Proprotein convertase subtilisin/kexin type 9 is a protease enzyme secreted by liver that downregulates hepatic low-density lipoprotein receptor (LDLR) by binding and chaperoning LDLR to lysosomes for degradation, causing hypercholesteremia. The development of anti-PCSK9 therapeutics attracted considerable attention for the management of cardiovascular disease risk. However, only subcutaneous injectable PCSK9 monoclonal antibodies have been FDA approved. Oral administration of small-molecule PCSK9 inhibitors has the potential to become a practical therapeutic option if achievable. In the present work, we used nanotechnological approaches to develop the first small oral molecule nano-hepatic targeted anti-PCSK9. Using high-throughput optimization and a series of evaluations, a stable water-dispersible 150-200 nm nano-encapsulated drug (named P-4) conjugated with hepatic targeting moiety was synthesized and characterized (named P-21). Pharmacodynamic (PD), pharmacokinetic (PK) and bioavailability studies were conducted using a high fat diet nutritionally induced hypercholesterolemia mouse model to evaluate the efficacy of P-21 as an anti-PCSK9 LDL-cholesterol lowering hepatic targeted nanodrug. The PD results demonstrate that P-21 in a dose-dependent manner is highly effective in lowering LDL-C by 50-90%. PK results show the maximum plasma concentration (C) of P-4 was observed after 30 min of administration with 31% oral bioavailability and had a sustained longer half-life up to 24 h. In vivo safety studies in rats showed no apparent adverse effects, normal chemical biomarkers and normal histopathological findings in all P-21 treated groups at different escalating doses. Compared to the FDA-approved monoclonal antibodies, P-21 offers a more efficient, and practical treatment protocol for targeting uncontrolled hypercholesterolemia in reducing the risk of cardiovascular diseases. The present study introduced a nano-targeted drug delivery approaches for PCSK9/LDLR antagonist.

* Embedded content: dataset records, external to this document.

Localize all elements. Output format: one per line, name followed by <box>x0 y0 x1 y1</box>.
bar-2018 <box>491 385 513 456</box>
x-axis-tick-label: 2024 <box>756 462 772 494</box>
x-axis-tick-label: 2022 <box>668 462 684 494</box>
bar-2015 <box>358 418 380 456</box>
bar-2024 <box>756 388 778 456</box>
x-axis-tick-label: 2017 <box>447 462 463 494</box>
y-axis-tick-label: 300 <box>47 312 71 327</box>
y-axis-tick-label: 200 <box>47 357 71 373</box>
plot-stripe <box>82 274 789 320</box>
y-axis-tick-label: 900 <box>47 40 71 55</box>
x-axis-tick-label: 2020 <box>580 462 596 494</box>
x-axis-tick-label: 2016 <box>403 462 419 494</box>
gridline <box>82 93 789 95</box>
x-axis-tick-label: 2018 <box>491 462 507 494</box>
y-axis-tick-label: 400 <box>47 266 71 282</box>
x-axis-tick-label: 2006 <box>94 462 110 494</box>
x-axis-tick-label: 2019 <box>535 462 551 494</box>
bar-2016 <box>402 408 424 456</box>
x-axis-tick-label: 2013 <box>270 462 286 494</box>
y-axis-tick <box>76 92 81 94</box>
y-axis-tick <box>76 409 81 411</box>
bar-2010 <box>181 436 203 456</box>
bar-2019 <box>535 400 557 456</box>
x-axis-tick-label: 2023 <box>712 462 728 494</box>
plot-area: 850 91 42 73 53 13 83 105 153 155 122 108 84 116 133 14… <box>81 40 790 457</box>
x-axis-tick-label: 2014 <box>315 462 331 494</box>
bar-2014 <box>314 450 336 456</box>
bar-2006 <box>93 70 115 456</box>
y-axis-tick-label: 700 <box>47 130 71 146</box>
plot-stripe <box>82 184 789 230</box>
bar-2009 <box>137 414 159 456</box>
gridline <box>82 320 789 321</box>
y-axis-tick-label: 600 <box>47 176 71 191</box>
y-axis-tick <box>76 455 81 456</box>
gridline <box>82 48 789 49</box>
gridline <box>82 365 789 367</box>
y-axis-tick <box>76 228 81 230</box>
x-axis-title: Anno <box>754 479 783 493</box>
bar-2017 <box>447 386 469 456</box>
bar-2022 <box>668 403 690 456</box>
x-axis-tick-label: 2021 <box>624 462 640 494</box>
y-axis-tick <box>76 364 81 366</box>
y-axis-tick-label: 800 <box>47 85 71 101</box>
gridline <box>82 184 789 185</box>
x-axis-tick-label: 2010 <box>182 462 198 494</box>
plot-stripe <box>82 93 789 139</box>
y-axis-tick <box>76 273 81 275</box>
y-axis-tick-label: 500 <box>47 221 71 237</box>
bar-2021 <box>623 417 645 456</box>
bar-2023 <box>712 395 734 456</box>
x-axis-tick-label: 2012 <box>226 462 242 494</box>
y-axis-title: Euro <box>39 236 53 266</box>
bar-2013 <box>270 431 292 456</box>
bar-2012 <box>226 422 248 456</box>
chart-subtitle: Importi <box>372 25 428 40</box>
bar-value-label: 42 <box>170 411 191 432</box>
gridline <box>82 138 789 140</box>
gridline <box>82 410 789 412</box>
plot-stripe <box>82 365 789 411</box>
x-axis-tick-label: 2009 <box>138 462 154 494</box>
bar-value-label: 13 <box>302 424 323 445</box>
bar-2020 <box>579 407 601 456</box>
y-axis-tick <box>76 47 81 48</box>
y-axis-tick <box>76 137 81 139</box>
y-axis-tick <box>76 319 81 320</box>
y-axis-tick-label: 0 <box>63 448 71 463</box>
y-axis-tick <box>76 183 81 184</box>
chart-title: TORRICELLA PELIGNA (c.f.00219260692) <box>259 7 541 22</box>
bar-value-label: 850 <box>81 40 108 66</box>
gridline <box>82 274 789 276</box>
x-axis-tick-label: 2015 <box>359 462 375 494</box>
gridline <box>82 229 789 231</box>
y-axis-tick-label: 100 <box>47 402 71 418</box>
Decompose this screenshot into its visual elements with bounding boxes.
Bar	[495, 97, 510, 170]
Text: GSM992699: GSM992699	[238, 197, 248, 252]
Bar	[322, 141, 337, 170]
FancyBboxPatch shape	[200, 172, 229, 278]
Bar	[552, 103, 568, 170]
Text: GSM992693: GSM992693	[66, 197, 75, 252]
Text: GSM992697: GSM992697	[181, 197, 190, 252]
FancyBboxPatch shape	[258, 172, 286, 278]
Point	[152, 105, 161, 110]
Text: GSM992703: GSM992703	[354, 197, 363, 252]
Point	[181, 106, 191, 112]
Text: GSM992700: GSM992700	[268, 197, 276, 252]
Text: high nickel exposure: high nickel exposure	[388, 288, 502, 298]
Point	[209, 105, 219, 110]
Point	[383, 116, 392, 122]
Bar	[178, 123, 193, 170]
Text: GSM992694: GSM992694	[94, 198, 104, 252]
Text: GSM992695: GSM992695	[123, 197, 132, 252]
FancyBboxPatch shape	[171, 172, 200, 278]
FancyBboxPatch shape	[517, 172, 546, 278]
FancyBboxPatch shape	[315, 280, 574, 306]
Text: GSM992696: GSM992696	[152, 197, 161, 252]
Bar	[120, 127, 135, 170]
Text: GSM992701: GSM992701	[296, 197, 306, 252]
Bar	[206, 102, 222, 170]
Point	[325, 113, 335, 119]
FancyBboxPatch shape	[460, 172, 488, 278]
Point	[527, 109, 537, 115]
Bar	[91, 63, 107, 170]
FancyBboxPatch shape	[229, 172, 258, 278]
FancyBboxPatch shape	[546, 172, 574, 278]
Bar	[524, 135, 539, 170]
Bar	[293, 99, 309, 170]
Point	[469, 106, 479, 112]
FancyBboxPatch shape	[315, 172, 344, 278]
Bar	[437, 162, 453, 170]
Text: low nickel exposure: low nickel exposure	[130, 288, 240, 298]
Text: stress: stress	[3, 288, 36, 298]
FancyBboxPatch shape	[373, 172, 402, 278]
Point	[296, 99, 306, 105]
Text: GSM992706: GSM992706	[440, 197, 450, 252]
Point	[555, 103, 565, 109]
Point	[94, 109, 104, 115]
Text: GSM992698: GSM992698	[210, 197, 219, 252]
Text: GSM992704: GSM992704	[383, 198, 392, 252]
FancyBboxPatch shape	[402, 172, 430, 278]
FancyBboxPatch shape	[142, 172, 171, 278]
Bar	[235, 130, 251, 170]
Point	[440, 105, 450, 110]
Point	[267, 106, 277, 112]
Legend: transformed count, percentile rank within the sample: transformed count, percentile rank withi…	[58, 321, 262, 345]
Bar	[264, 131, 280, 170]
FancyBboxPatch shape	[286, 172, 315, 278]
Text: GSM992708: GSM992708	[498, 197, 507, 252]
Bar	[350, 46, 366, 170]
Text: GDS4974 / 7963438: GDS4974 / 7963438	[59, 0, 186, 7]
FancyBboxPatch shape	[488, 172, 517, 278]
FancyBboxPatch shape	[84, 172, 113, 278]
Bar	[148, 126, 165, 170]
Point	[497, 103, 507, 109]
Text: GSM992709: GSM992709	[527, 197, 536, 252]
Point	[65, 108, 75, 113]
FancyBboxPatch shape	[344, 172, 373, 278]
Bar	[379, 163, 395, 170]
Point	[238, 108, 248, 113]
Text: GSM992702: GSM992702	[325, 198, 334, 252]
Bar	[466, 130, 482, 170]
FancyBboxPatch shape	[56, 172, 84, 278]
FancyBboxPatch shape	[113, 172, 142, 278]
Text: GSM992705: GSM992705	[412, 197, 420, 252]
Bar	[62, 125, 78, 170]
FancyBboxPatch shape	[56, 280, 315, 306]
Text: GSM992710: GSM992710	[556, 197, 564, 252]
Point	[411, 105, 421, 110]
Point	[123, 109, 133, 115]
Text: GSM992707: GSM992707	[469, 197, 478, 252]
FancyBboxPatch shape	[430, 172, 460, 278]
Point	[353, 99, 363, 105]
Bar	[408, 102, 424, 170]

前蛋白转化酶枯草溶菌素 9 是一种由肝脏分泌的蛋白酶,通过与 LDLR 结合并将其伴侣蛋白运送到溶酶体进行降解,从而下调肝脏的低密度脂蛋白受体(LDLR),导致高胆固醇血症。抗 PCSK9 治疗的发展引起了人们对心血管疾病风险管理的极大关注。然而,只有皮下注射的 PCSK9 单克隆抗体获得了 FDA 的批准。如果能够实现,口服小分子 PCSK9 抑制剂有可能成为一种实用的治疗选择。在本工作中,我们使用纳米技术方法开发了首个口服小分子纳米肝脏靶向抗 PCSK9。通过高通量优化和一系列评估,合成并表征了一种稳定的水溶性 150-200nm 纳米包裹药物(命名为 P-4),该药物与肝脏靶向部分缀合(命名为 P-21)。使用高脂肪饮食诱导的高胆固醇血症小鼠模型进行了药效学(PD)、药代动力学(PK)和生物利用度研究,以评估 P-21 作为抗 PCSK9 LDL-胆固醇降低肝脏靶向纳米药物的疗效。PD 结果表明,P-21 以剂量依赖性方式有效降低 LDL-C 达 50-90%。PK 结果表明,P-4 的最大血浆浓度(C)在给药 30 分钟后达到,口服生物利用度为 31%,半衰期延长至 24 小时。在大鼠体内安全性研究中,不同递增剂量的 P-21 治疗组均未显示明显的不良反应,化学标志物正常,组织病理学未见异常。与 FDA 批准的单克隆抗体相比,P-21 提供了一种更有效、更实用的治疗方案,用于靶向控制不佳的高胆固醇血症,降低心血管疾病风险。本研究介绍了一种针对 PCSK9/LDLR 拮抗剂的纳米靶向药物递送方法。